You'd think that giving trailers out for free was somehow a bad thing...
Apple.com/trailers houses some absolutely fantastic trailers. You can watch them for free, of course, because trailers are basically advertising. But largely, you can't actually download them and give them to your friends to watch. You have to stream them and watch them live.
It used to be that looking at the source HTML for a page made it obvious what the actual file you were downloading was, so you could download it with getright (or something similar) and watch it whenever you felt like it (or copy it to a CD and give it to a friend). But then Apple realised people were doing that and were then downloading the video without viewing the glory that is apple.com. So now, when you go to the trailer page, the page points you at a .mov (i.e. a quicktime movie file), but that .mov merely contains a command telling quicktime where to find the actual file.

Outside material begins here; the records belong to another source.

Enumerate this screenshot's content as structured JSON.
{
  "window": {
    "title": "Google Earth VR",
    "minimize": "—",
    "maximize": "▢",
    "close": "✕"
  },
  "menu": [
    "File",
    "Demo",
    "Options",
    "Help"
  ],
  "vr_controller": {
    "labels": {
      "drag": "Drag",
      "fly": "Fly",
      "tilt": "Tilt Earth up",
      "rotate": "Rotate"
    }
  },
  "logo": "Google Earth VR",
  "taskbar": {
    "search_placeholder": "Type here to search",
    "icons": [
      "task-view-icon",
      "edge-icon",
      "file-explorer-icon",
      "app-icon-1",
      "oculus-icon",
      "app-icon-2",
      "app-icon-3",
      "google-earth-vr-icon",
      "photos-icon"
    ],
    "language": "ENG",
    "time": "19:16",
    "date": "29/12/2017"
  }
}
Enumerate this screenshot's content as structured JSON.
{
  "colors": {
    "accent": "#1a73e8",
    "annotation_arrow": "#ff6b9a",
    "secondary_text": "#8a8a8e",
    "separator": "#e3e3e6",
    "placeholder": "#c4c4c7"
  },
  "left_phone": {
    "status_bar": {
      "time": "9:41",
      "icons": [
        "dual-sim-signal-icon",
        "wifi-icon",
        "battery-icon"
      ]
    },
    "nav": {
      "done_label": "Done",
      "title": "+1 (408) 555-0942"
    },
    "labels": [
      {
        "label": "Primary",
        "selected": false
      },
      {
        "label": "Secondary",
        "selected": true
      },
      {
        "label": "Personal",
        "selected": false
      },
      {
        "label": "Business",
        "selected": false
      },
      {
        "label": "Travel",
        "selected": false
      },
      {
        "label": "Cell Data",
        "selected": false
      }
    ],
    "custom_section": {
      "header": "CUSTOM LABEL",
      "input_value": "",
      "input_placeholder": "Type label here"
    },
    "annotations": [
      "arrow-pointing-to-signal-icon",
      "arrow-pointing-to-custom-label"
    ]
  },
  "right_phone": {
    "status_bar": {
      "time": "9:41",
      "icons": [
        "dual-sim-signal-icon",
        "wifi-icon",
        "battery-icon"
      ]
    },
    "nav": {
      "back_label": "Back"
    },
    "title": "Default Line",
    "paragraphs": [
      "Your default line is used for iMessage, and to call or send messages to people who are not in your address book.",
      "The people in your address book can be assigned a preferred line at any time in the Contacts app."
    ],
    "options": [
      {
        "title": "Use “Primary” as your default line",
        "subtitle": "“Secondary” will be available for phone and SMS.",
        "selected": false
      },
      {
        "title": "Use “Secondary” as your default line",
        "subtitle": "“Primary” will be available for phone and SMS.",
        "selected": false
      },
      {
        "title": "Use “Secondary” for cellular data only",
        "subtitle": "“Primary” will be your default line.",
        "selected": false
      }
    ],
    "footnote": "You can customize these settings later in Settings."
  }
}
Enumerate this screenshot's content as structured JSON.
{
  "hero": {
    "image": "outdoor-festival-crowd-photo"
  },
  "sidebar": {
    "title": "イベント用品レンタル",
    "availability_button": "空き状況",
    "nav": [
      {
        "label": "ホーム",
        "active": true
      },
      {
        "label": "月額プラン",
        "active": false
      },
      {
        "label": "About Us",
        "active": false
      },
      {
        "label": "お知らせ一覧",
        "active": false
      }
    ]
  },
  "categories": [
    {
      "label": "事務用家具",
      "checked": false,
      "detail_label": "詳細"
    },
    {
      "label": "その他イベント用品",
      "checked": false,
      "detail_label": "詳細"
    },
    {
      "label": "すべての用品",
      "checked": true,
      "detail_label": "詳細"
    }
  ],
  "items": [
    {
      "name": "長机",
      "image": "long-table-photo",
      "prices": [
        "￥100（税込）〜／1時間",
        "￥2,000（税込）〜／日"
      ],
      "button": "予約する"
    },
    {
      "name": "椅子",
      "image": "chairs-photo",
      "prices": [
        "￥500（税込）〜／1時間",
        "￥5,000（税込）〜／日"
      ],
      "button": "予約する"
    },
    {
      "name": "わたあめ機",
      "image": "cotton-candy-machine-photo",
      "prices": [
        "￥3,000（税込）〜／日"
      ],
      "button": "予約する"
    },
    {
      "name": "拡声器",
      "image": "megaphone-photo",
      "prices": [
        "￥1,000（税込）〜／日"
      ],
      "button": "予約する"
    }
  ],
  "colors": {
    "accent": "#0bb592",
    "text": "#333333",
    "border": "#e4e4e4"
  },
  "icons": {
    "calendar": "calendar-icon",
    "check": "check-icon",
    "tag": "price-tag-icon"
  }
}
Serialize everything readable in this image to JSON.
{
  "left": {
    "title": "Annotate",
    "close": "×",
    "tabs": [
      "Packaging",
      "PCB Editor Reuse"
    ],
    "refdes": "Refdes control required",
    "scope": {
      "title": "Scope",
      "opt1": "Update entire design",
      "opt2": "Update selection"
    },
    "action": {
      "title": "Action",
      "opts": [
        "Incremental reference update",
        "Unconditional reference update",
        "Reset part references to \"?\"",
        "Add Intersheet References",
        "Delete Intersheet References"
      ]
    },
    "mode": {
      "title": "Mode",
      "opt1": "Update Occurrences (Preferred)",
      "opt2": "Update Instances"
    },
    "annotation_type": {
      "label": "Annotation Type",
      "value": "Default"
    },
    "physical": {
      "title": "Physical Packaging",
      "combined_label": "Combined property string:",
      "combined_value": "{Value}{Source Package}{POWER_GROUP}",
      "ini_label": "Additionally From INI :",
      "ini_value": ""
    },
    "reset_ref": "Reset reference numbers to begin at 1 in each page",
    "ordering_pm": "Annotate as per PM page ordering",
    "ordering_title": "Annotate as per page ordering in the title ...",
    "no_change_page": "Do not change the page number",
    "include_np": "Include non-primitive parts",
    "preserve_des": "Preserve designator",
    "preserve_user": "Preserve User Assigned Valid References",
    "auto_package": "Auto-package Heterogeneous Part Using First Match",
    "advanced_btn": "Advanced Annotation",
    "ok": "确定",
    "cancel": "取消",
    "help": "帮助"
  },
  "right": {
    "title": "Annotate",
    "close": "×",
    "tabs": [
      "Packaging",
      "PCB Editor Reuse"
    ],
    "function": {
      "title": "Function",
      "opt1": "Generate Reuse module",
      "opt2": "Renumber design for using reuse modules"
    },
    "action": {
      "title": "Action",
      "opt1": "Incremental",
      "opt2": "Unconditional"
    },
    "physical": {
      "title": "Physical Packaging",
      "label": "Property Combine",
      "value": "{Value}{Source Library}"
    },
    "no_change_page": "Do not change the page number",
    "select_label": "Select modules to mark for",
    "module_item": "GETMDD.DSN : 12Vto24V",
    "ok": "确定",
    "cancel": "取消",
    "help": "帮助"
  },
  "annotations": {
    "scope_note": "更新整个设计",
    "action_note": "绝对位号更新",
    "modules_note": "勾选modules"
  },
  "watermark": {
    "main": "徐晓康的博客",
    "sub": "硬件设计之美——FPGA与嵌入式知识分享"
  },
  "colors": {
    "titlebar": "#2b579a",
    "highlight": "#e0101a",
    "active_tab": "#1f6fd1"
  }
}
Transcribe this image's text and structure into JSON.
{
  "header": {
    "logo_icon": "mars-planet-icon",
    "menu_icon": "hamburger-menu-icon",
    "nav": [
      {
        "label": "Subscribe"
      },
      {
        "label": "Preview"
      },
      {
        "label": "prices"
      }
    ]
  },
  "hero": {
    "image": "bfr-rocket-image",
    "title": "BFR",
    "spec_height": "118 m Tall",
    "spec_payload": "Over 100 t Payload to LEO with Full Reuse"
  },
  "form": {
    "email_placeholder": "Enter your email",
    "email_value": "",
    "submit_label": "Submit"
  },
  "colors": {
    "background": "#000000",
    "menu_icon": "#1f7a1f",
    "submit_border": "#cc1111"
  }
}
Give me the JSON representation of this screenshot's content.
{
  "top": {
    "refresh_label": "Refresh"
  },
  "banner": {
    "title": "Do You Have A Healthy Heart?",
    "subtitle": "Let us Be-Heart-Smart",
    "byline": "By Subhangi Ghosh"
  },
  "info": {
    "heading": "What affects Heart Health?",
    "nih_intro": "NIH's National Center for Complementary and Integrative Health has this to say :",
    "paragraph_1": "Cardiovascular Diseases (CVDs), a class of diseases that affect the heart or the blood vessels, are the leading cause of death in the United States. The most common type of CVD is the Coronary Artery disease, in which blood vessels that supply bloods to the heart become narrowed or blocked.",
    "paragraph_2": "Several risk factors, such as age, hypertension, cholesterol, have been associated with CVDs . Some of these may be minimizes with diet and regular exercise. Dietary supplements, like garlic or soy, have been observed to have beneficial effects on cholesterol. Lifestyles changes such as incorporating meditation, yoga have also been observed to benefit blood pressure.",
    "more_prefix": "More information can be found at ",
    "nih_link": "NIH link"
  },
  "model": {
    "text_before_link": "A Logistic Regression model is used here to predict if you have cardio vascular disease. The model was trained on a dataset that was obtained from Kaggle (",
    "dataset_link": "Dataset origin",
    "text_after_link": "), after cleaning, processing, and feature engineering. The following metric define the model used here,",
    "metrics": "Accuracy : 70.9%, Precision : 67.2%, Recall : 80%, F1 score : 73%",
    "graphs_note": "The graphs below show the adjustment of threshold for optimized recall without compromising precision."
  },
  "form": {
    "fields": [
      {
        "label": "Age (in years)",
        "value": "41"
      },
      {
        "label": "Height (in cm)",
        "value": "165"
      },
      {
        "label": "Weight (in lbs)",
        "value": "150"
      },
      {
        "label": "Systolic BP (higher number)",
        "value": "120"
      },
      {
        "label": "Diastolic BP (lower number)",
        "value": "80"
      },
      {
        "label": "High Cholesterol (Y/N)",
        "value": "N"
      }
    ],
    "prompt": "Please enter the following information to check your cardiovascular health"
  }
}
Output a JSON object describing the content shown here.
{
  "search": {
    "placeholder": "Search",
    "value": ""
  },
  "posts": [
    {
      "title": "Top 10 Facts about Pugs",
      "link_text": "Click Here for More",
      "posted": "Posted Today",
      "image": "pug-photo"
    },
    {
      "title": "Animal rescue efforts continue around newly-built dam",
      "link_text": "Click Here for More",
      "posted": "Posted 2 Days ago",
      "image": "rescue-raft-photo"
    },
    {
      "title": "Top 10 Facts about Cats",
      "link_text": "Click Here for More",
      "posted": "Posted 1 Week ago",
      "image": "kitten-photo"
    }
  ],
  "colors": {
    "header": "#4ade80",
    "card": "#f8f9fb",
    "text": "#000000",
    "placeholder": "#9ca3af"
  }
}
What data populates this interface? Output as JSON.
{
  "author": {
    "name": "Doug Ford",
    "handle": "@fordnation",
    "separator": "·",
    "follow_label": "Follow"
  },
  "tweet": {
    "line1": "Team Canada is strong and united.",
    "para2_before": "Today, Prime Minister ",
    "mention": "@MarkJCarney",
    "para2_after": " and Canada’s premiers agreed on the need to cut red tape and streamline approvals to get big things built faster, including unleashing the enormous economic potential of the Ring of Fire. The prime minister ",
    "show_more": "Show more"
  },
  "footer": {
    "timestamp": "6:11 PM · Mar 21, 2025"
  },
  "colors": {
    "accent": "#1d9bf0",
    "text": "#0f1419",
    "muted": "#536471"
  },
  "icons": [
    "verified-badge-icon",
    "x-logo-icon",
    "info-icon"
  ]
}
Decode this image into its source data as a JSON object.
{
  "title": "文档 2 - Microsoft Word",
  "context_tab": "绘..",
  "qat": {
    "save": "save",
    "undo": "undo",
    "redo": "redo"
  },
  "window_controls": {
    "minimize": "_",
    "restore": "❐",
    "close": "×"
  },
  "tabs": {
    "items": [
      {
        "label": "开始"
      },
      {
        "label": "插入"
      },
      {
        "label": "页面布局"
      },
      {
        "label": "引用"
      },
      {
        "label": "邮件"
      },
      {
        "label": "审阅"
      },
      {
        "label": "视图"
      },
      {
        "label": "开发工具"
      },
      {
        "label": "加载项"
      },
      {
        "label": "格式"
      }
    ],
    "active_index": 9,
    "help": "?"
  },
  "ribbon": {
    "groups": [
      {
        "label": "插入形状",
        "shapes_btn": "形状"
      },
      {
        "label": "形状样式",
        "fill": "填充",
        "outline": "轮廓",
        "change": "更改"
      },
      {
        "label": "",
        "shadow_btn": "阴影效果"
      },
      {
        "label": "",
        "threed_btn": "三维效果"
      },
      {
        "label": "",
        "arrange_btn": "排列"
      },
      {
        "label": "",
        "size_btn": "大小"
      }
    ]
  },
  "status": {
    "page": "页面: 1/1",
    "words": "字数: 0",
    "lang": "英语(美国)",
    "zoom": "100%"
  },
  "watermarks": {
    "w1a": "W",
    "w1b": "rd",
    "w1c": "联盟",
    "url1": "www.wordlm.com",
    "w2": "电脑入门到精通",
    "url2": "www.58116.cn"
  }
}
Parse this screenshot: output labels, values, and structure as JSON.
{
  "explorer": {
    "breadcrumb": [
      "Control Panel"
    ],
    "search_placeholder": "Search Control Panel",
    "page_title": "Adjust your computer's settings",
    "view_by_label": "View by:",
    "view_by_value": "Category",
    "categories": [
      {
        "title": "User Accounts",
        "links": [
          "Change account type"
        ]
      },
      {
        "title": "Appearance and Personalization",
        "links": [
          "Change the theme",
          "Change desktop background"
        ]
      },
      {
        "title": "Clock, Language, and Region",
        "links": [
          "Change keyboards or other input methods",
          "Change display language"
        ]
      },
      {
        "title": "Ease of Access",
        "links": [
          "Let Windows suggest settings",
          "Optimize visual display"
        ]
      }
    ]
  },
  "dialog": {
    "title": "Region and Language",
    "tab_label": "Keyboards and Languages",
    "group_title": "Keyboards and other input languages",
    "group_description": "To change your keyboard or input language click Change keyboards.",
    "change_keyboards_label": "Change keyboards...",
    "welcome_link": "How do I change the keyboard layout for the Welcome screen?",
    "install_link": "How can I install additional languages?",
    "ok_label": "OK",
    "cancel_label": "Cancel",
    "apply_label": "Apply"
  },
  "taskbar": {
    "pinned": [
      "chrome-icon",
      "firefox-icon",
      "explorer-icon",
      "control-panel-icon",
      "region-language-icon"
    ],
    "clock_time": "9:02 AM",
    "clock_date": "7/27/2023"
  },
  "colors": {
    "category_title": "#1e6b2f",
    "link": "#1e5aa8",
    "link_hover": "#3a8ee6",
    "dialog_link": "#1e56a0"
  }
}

Bugger, you might think, that means I can't find the file's direct link. And you'd be kinda right.
You see, every time something gets downloaded over the internet, it's because a HTTP (HyperText Transport Protocol) message gets sent from your computer to a server. The message says "send me this file". The server then sends you that file. Now, some people don't have direct connections to the internet (if, for instance, they're inside a corporation) so they use proxy servers. The way these work is that your computer asks the proxy server for the file, the proxy server asks the web server for the file, the web server passes it to the proxy and the proxy passes it on to your computer.
And if you go and download a free proxy server, you can install it on your machine, tell Internet Explorer you want to use the proxy to connect to the internet, start downloading the movie, cancel the download, check the logs to see what file was actually being requested and then use _that_ information to get Getright to download the file.
And that's why, whenever a new trailer gets mentioned on Slashdot, someone posts the direct link about 3 minutes later.
And that's how I have a copy of the new X2 trailer on my hard drive right now, even though Apple doesn't want me to.